How’s that for a title? Are you curious now?
Today’s post might get me in trouble, but I’m going there anyway. I do have a few pet peeves when it comes to decorating and since I’ve been learning some of these things myself, it’s only fitting that I share them with you. Believe me, I sure don’t have it all figured out, but I know I’ve gotten better over the years, even just since I’ve been blogging. There’s so much inspiration out there, it’s hard not to hone the creativity.
So, today we’re going to talk about what NOT to do in decorating.
- Stay away from Themes: Now, this one is wide open to interpretation, but for the most part, themes are a no-no and can really date your space. Of course, we’ve all fallen for fads and themes, myself included (I have bunnies in my house), but I’m trying really hard to learn those lessons and not get caught up in theme-y decor.
One of the biggest themes of the decade of the 2000’s is Tuscan, as I touched on back in January in this post about the Decade of Design. Now, let me just say, I absolutely LOVE Italy. I spent some time there 20 years ago and have never gotten over it. But, Italy is time worn for a reason. It’s really, really old and the patina that is all over that country just can’t be duplicated very easily.
Like this, this is a classic building in Italy. Beautiful, time-worn, gorgeous patina. See what I mean?
It seems that in the early 2000’s that everyone was jumping on the European bandwagon, particularly the Tuscan look. Faux finishes and stucco walls were everywhere, along with the earthy colors of Italy. Now, there’s nothing wrong with that, I love it all. In fact, I love homes that are built in the Mediterranean style, they are gorgeous when well thought out architecture is put into a new home and added with integrity.

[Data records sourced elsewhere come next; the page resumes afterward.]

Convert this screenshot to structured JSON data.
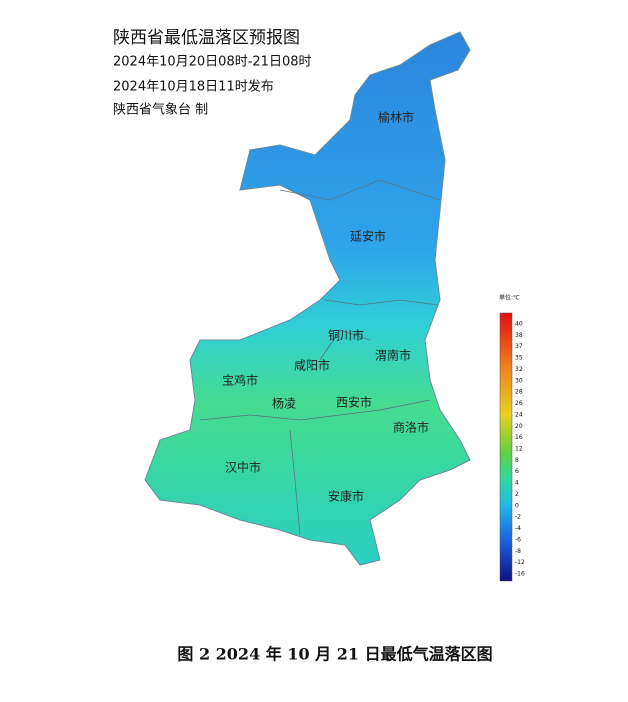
{
  "header": {
    "title": "陕西省最低温落区预报图",
    "valid": "2024年10月20日08时-21日08时",
    "issued": "2024年10月18日11时发布",
    "producer": "陕西省气象台 制"
  },
  "cities": [
    "榆林市",
    "延安市",
    "铜川市",
    "渭南市",
    "咸阳市",
    "宝鸡市",
    "杨凌",
    "西安市",
    "商洛市",
    "汉中市",
    "安康市"
  ],
  "legend": {
    "unit": "单位:℃",
    "ticks": [
      40,
      38,
      37,
      35,
      32,
      30,
      28,
      26,
      24,
      20,
      16,
      12,
      8,
      6,
      4,
      2,
      0,
      -2,
      -4,
      -6,
      -8,
      -12,
      -16
    ]
  },
  "caption": "图 2 2024 年 10 月 21 日最低气温落区图"
}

But, when Tuscan gets mass-produced in China, this is what you get:
Yep, it’s all over the place. Sorry Kirklands, which is where I found almost all of these, don’t mean to knock them, but they aren’t the only culprits, you could duplicate this look at any number of retail establishments. And if you have this all over your house, I’m really not trying to step on your toes, just throwing some things out there to think about.
I beg you, my dear readers, don’t go there. 🙂
The reason I got onto this train of thought is this. I did a consultation recently here in the Birmingham area and the girl that I was helping had a TON of accessories. She just didn’t know what to do with them all. And she had really gone overboard with the Tuscan thing. I don’t think she would mind me mentioning this, since we talked about it at the time and she totally agreed that she was very tired of it all by now. And I know she had invested quite a bit of money into these pieces. So, I used some of what she had and we rearranged some walls and removed some things and moved some of her furniture around and I think she is on the right track now. She was really happy with it all when I left 4 hours later.
So, where am I going with this?
Well, for starters, I’d really like to encourage you when it comes time to buy things to hang on the wall, that you get out of the habit of mass-produced pieces and think about buying vintage or yardsale original art. I have very few things left that are mass produced on my walls (or in my house, for that matter) and my favorite items are those that cost me very little money, but they have a unique look since I found them while thrifting and I won’t see them in everyone else’s home.
Like this little original oil painting I found for $1 at a yardsale. I’ll tell you that these unique finds that you can scout out there are going to be so much more interesting in the long run than those mass-produced pieces of artworks. There’s just no comparison.
So, I hope this got you thinking about looking at your artwork in a different way. Get out there and see what you can find. I’m always excited when I spot some neat things when I’m out there and now I have a house full of original art.
(original oil picked up from an antiques store for $7)
It might not be priceless art, but it sure is to me and I’m finding that I love the original art much more than those framed pieces from retailers that I’ve picked up and eventually tire of.
In fact, I’ve gotten SO inspired recently that I’m planning a little overhaul in my living room. I’m getting a less formal rug than the needlepoint that is currently there, the tapestry is coming down and in its place will be a HUGE mirror (yet to be found) and on the other side of the room, I’ve done a gallery wall. I’ve already got lots of pieces to work with, but looking for more will be a lot of fun.
(Domino) LOVE this look! Stay tuned, I’ve finished my gallery wall and can’t wait to show you.
How do you like your art?
Are you an art snob and only hang the finest on your walls, or does mass produced rule (and maybe you’ve never even thought about it like this), or do you, like me like to scour the flea markets for one of a kind treasures?